Le président russe Vladimir Poutine a déclaré jeudi: «Je peux confirmer que les hostilités se sont intensifiées de manière significative», tout en précisant que les Ukrainiens ont utilisé un «grand nombre» de véhicules blindés et subi de «lourdes pertes».

Un soldat ukrainien est assis dans une tranchée récemment creusée sur la ligne de front près de Bakhmut, dans la région de Donetsk, en Ukraine, le mardi 4 juillet 2023. [AP Photo/Libkos]

Après la débâcle sanglante de la première phase de l'offensive, qui a entraîné une pause temporaire des attaques ukrainiennes, les conscrits ukrainiens sont de nouveau projetés sur des lignes de front bien défendues, mourant par milliers dans les champs de mines et les tranchées.

L’Ukraine a subi d’énormes pertes humaines et la guerre se poursuit uniquement parce qu’elle est massivement armée par l’OTAN. Les maigres progrès réalisés par l’Ukraine dans des zones isolées du vaste front ont nécessité une dépense inconsidérée de vies humaines.
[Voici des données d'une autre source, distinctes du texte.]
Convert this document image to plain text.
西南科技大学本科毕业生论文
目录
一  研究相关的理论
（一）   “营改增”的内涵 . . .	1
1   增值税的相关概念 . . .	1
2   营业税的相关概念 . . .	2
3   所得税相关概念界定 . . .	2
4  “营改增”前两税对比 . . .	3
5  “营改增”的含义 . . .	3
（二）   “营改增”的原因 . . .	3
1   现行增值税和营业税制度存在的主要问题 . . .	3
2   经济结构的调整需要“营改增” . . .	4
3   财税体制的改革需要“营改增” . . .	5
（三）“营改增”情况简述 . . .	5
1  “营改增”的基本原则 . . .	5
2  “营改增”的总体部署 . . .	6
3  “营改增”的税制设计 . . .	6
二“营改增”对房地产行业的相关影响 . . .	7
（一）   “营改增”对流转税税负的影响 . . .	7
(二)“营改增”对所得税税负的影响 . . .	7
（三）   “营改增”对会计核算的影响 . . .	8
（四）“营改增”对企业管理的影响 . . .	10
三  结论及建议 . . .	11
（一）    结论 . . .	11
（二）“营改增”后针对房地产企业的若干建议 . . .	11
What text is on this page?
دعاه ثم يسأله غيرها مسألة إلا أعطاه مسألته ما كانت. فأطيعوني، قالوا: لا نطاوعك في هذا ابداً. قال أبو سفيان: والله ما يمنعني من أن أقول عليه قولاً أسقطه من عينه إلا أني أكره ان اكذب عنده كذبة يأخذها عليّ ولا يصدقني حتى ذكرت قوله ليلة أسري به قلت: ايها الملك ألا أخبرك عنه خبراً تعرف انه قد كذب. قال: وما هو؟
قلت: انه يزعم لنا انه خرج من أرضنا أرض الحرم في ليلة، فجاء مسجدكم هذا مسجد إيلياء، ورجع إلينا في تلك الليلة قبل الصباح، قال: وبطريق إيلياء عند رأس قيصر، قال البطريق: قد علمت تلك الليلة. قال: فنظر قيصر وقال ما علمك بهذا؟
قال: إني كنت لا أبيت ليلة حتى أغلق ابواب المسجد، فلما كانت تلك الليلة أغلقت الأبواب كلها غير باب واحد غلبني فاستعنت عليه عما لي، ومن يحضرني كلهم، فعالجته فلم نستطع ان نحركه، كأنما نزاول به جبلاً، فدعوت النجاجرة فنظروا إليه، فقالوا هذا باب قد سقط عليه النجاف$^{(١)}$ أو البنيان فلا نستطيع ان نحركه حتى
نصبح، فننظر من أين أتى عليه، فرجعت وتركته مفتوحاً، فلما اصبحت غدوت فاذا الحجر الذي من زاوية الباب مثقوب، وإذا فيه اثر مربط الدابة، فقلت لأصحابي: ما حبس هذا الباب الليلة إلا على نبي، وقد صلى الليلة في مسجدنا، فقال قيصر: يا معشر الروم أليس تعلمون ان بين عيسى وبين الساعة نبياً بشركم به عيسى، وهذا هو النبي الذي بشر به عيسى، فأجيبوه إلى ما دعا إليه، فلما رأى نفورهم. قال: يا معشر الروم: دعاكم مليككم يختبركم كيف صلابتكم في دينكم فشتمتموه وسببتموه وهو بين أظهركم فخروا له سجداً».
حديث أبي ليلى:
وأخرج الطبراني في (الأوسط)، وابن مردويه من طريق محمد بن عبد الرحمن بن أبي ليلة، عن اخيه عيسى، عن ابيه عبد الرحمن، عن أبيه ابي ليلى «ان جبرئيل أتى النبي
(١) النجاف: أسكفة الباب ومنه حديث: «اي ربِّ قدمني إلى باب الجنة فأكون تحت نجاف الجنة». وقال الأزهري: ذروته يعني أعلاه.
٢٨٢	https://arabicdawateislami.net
Les Ukrainiens meurent dans le seul but de servir les intérêts des puissances impérialistes.

Cette dernière escalade fait suite au sommet de l’OTAN à Vilnius, en Lituanie, au cours duquel les membres de l’OTAN se sont engagés à déployer des dizaines de milliers de soldats aux frontières occidentales de la Russie et à augmenter massivement les dépenses militaires pour financer le conflit avec la Russie et la Chine.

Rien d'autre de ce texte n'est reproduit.